The truth is that only socialism, or an economically democratic society in which there is no capitalist class, could possibly usher in a world in which the existentialist howl of Camus and Sartre didn’t have universal resonance. Mass loneliness, “homelessness,” and the gnawing sense of meaninglessness are not timeless conditions; they’re predictable expressions of a commoditized, privatized, bureaucratized civilization. Do away with the agent of enforced commoditization, privatization, and hyper-bureaucratization-for-the-sake-of-social-control—i.e., the capitalist class—and you’ll do away with the despair that arises from these things.
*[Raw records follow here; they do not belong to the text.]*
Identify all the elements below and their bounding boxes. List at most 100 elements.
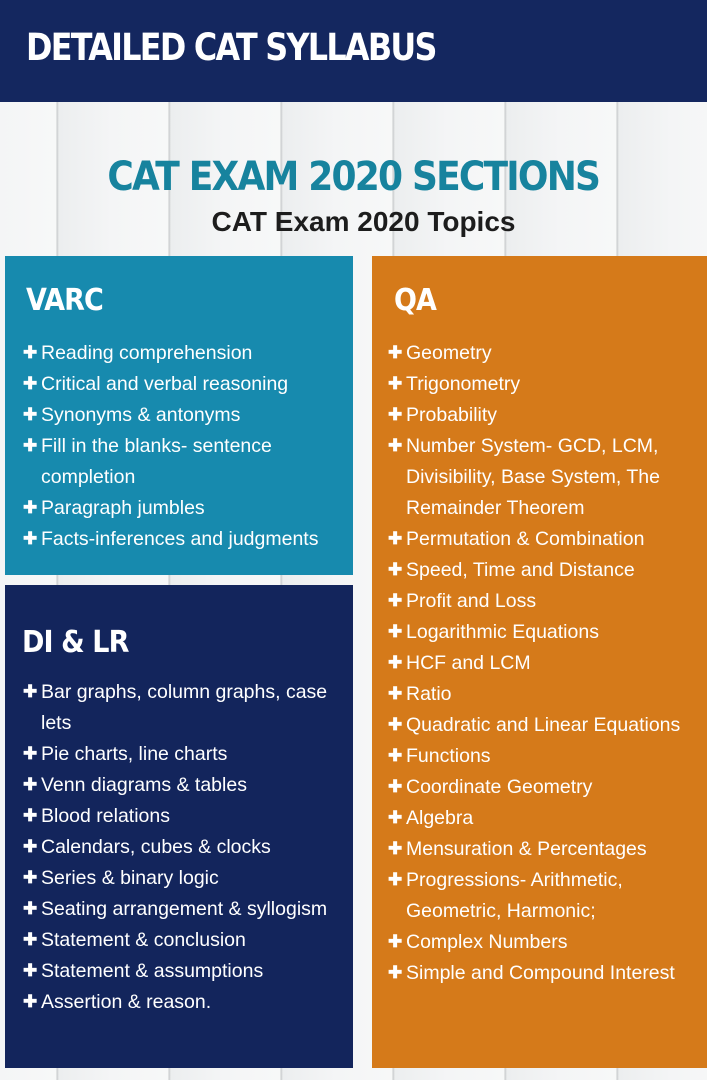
topic-text: Number System- GCD, LCM, Divisibility, B… [406,435,660,519]
topic-item: ✚ Functions [388,741,706,772]
topic-item: ✚ Logarithmic Equations [388,617,706,648]
plus-bullet-icon: ✚ [388,560,403,579]
plus-bullet-icon: ✚ [23,899,38,918]
topic-item: ✚ Synonyms & antonyms [23,400,349,431]
header-banner: DETAILED CAT SYLLABUS [0,0,707,102]
topic-text: Logarithmic Equations [406,621,599,643]
topic-text: Statement & assumptions [41,960,264,982]
topic-item: ✚ Statement & conclusion [23,925,349,956]
plus-bullet-icon: ✚ [388,684,403,703]
topic-item: ✚ Facts-inferences and judgments [23,524,349,555]
topic-text: Blood relations [41,805,170,827]
varc-panel: VARC ✚ Reading comprehension ✚ Critical and… [5,256,353,575]
topic-item: ✚ Pie charts, line charts [23,739,349,770]
topic-text: Quadratic and Linear Equations [406,714,681,736]
topic-text: Algebra [406,807,474,829]
topic-text: Probability [406,404,498,426]
plus-bullet-icon: ✚ [388,839,403,858]
topic-text: Permutation & Combination [406,528,645,550]
plus-bullet-icon: ✚ [388,870,403,889]
dilr-panel: DI & LR ✚ Bar graphs, column graphs, case… [5,585,353,1068]
topic-text: Venn diagrams & tables [41,774,247,796]
topic-text: Critical and verbal reasoning [41,373,289,395]
sections-subtitle: CAT EXAM 2020 SECTIONS [0,154,707,200]
topics-heading: CAT Exam 2020 Topics [211,206,516,237]
topic-item: ✚ Geometry [388,338,706,369]
topic-item: ✚ Venn diagrams & tables [23,770,349,801]
topic-item: ✚ Permutation & Combination [388,524,706,555]
topic-text: Pie charts, line charts [41,743,228,765]
topic-item: ✚ Ratio [388,679,706,710]
varc-heading: VARC [26,283,104,318]
topic-item: ✚ Statement & assumptions [23,956,349,987]
plus-bullet-icon: ✚ [23,806,38,825]
topic-text: Reading comprehension [41,342,253,364]
topic-text: Mensuration & Percentages [406,838,647,860]
plus-bullet-icon: ✚ [23,343,38,362]
plus-bullet-icon: ✚ [388,777,403,796]
topic-item: ✚ Algebra [388,803,706,834]
topic-item: ✚ Paragraph jumbles [23,493,349,524]
topic-text: Ratio [406,683,452,705]
topic-item: ✚ Progressions- Arithmetic, Geometric, Ha… [388,865,706,927]
plus-bullet-icon: ✚ [388,591,403,610]
dilr-topic-list: ✚ Bar graphs, column graphs, case lets ✚ Pi… [23,677,349,1018]
dilr-heading: DI & LR [22,625,129,660]
topic-text: Paragraph jumbles [41,497,205,519]
topic-text: Profit and Loss [406,590,537,612]
topic-text: Complex Numbers [406,931,568,953]
topic-item: ✚ Calendars, cubes & clocks [23,832,349,863]
plus-bullet-icon: ✚ [23,682,38,701]
topic-item: ✚ Complex Numbers [388,927,706,958]
plus-bullet-icon: ✚ [388,746,403,765]
topic-item: ✚ Speed, Time and Distance [388,555,706,586]
topic-item: ✚ Fill in the blanks- sentence completion [23,431,349,493]
topic-text: Calendars, cubes & clocks [41,836,271,858]
topic-item: ✚ Probability [388,400,706,431]
topic-text: Speed, Time and Distance [406,559,635,581]
topic-text: Facts-inferences and judgments [41,528,319,550]
topic-item: ✚ Series & binary logic [23,863,349,894]
topic-item: ✚ Profit and Loss [388,586,706,617]
plus-bullet-icon: ✚ [23,992,38,1011]
plus-bullet-icon: ✚ [23,961,38,980]
topic-text: Trigonometry [406,373,521,395]
topic-item: ✚ Number System- GCD, LCM, Divisibility, … [388,431,706,524]
plus-bullet-icon: ✚ [388,715,403,734]
plus-bullet-icon: ✚ [388,653,403,672]
varc-topic-list: ✚ Reading comprehension ✚ Critical and verb… [23,338,349,555]
topic-text: Geometry [406,342,492,364]
topic-item: ✚ Critical and verbal reasoning [23,369,349,400]
plus-bullet-icon: ✚ [388,963,403,982]
topic-item: ✚ Mensuration & Percentages [388,834,706,865]
topic-text: Series & binary logic [41,867,219,889]
topic-text: Coordinate Geometry [406,776,593,798]
plus-bullet-icon: ✚ [388,808,403,827]
topic-text: Bar graphs, column graphs, case lets [41,681,328,734]
topic-item: ✚ Coordinate Geometry [388,772,706,803]
sections-subtitle-text: CAT EXAM 2020 SECTIONS [107,154,602,200]
topic-item: ✚ Trigonometry [388,369,706,400]
topic-text: Seating arrangement & syllogism [41,898,328,920]
topic-text: Simple and Compound Interest [406,962,675,984]
plus-bullet-icon: ✚ [23,837,38,856]
plus-bullet-icon: ✚ [23,405,38,424]
plus-bullet-icon: ✚ [23,775,38,794]
qa-heading: QA [394,283,437,318]
plus-bullet-icon: ✚ [388,529,403,548]
topic-item: ✚ Simple and Compound Interest [388,958,706,989]
topic-text: Progressions- Arithmetic, Geometric, Har… [406,869,623,922]
plus-bullet-icon: ✚ [388,343,403,362]
topic-text: Synonyms & antonyms [41,404,241,426]
topic-item: ✚ Bar graphs, column graphs, case lets [23,677,349,739]
topic-item: ✚ Quadratic and Linear Equations [388,710,706,741]
plus-bullet-icon: ✚ [388,436,403,455]
plus-bullet-icon: ✚ [388,622,403,641]
topic-text: Assertion & reason. [41,991,212,1013]
plus-bullet-icon: ✚ [388,374,403,393]
topic-item: ✚ Blood relations [23,801,349,832]
qa-panel: QA ✚ Geometry ✚ Trigonometry ✚ Probability ✚ Nu… [372,256,707,1068]
plus-bullet-icon: ✚ [23,868,38,887]
plus-bullet-icon: ✚ [23,930,38,949]
qa-topic-list: ✚ Geometry ✚ Trigonometry ✚ Probability ✚ Numbe… [388,338,706,989]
It’s true that the current suicide epidemic in the U.S. and the mental illness epidemic around the world have more specific causes than simply “capitalism.” They have to do with high unemployment, deindustrialization, underfunded hospitals and community outreach programs, job-related stress, social isolation, etc. In other words, they have to do with the particularly vicious and virulent forms that capitalism takes in the neoliberal period. But long before this period, widespread disaffection and mental illness characterized capitalist society.
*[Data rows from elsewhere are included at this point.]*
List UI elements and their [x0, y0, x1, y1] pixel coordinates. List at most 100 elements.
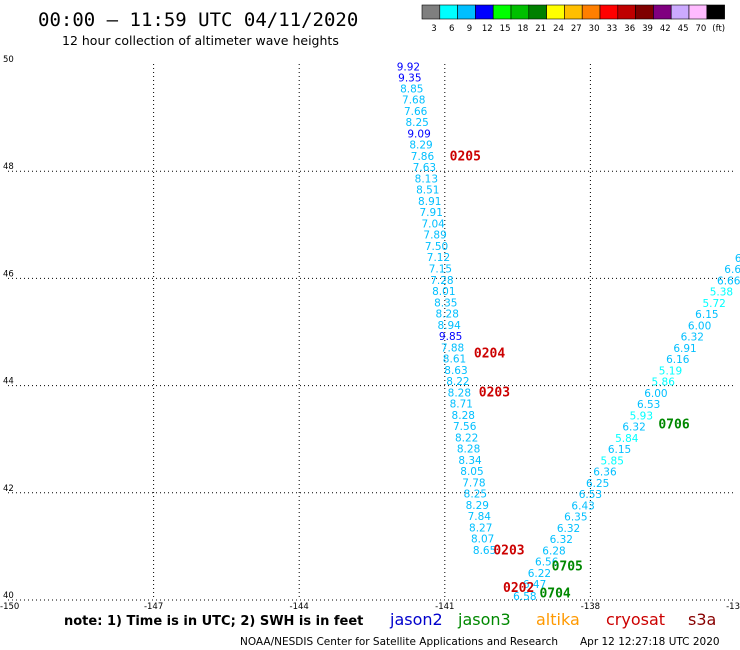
- swh-value: 6.15: [608, 444, 631, 456]
- swh-value: 7.28: [430, 275, 453, 287]
- swh-value: 6.28: [542, 545, 565, 557]
- colorbar-swatch: [688, 4, 708, 20]
- swh-value: 6.58: [513, 591, 536, 603]
- x-tick-label: -138: [581, 602, 600, 612]
- y-axis-ticks: 40 42 44 46 48 50: [3, 55, 14, 601]
- swh-value: 8.85: [400, 83, 423, 95]
- swh-value: 8.35: [434, 297, 457, 309]
- swh-value: 6.91: [673, 343, 696, 355]
- colorbar-label: 70: [695, 24, 706, 34]
- swh-value: 8.29: [466, 500, 489, 512]
- swh-value: 9.85: [439, 331, 462, 343]
- swh-value: 5.85: [601, 455, 624, 467]
- swh-value: 5.86: [652, 377, 676, 389]
- swh-value: 8.28: [457, 444, 480, 456]
- swh-value: 8.91: [418, 196, 441, 208]
- swh-value: 8.51: [416, 185, 439, 197]
- colorbar-swatch: [528, 4, 547, 20]
- swh-value: 6.00: [644, 388, 667, 400]
- pass-label: 0202: [503, 581, 534, 596]
- swh-value: 8.63: [444, 365, 467, 377]
- pass-label: 0203: [479, 385, 510, 400]
- swh-value: 8.25: [405, 117, 428, 129]
- y-tick-label: 42: [3, 484, 14, 494]
- swh-value: 7.50: [425, 241, 448, 253]
- swh-value: 6.22: [528, 568, 551, 580]
- colorbar-label: 42: [660, 24, 671, 34]
- swh-value: 8.01: [432, 286, 455, 298]
- pass-label: 0204: [474, 347, 505, 362]
- swh-value: 8.94: [437, 320, 461, 332]
- swh-value: 8.27: [469, 522, 492, 534]
- colorbar-label: 33: [606, 24, 617, 34]
- swh-value: 5.19: [659, 365, 682, 377]
- x-tick-label: -141: [435, 602, 454, 612]
- swh-value: 8.28: [436, 309, 459, 321]
- colorbar-swatch: [439, 4, 458, 20]
- swh-value: 8.34: [458, 455, 482, 467]
- swh-value: 8.61: [443, 354, 466, 366]
- colorbar-label: 9: [467, 24, 472, 34]
- colorbar-label: 6: [449, 24, 454, 34]
- pass-label: 0705: [552, 560, 583, 575]
- pass-label: 0706: [658, 417, 689, 432]
- swh-value: 6.32: [557, 523, 580, 535]
- swh-value: 6.25: [586, 478, 609, 490]
- y-tick-label: 44: [3, 377, 14, 387]
- swh-value: 6.32: [550, 534, 573, 546]
- colorbar-swatch: [599, 4, 619, 20]
- colorbar-label: 30: [589, 24, 600, 34]
- swh-value: 7.68: [402, 95, 425, 107]
- swh-value: 8.05: [460, 466, 483, 478]
- pass-label: 0203: [493, 543, 524, 558]
- colorbar-label: 18: [517, 24, 528, 34]
- footer-note: note: 1) Time is in UTC; 2) SWH is in fe…: [64, 614, 363, 629]
- pass-label: 0205: [450, 149, 481, 164]
- chart-grid: [8, 64, 736, 601]
- swh-value: 8.29: [409, 140, 432, 152]
- swh-value: 7.89: [423, 230, 446, 242]
- swh-value: 6.35: [564, 512, 587, 524]
- colorbar-swatch: [617, 4, 636, 20]
- swh-value: 8.25: [464, 489, 487, 501]
- swh-value: 9.92: [397, 61, 420, 73]
- satellite-label: jason3: [457, 610, 511, 629]
- swh-value: 6.60: [724, 264, 740, 276]
- swh-value: 6.53: [637, 399, 660, 411]
- swh-value: 5.84: [615, 433, 639, 445]
- swh-value: 7.56: [453, 421, 477, 433]
- swh-value: 9.35: [398, 73, 421, 85]
- colorbar-swatch: [564, 4, 583, 20]
- swh-value: 7.91: [420, 207, 443, 219]
- colorbar-swatch: [706, 4, 725, 20]
- x-tick-label: -150: [0, 602, 19, 612]
- pass-label: 0704: [539, 586, 570, 601]
- colorbar-label: 36: [624, 24, 635, 34]
- swh-value: 7.78: [462, 477, 485, 489]
- colorbar-label: 45: [678, 24, 689, 34]
- swh-value: 7.04: [421, 218, 445, 230]
- colorbar-swatch: [670, 4, 690, 20]
- swh-value: 6.53: [579, 489, 602, 501]
- swh-value: 8.22: [446, 376, 469, 388]
- swh-value: 6.7: [735, 253, 740, 265]
- swh-value: 7.84: [468, 511, 492, 523]
- swh-value: 7.15: [429, 264, 452, 276]
- colorbar-swatch: [457, 4, 476, 20]
- swh-value: 6.32: [622, 422, 645, 434]
- swh-value: 7.12: [427, 252, 450, 264]
- pass-labels: 0205 0204 0203 0706 0705 0704 0203 0202: [450, 149, 690, 601]
- colorbar-swatch: [581, 4, 601, 20]
- swh-value: 5.72: [702, 298, 725, 310]
- swh-value: 6.66: [717, 275, 740, 287]
- swh-value: 6.00: [688, 320, 711, 332]
- colorbar-swatch: [635, 4, 654, 20]
- swh-value: 9.09: [407, 128, 430, 140]
- swh-value: 8.28: [448, 387, 471, 399]
- x-axis-ticks: -150 -147 -144 -141 -138 -13: [0, 602, 740, 612]
- x-tick-label: -147: [144, 602, 163, 612]
- colorbar-label: 3: [431, 24, 436, 34]
- colorbar-swatch: [546, 4, 565, 20]
- colorbar-label: (ft): [712, 24, 725, 34]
Now, in light of global warming and ecological destruction, it’s possible that humanity won’t last much longer anyway, in which case capitalism will never be overcome and our collective existential anguish is perfectly appropriate. But nothing is certain at this point. Except that we have a moral imperative to do all we can to fight for socialism. “By any means necessary.” It is what justice demands, and it offers the only hope that even we privileged people—not to mention the less privileged majority—can know what it is to truly have a home.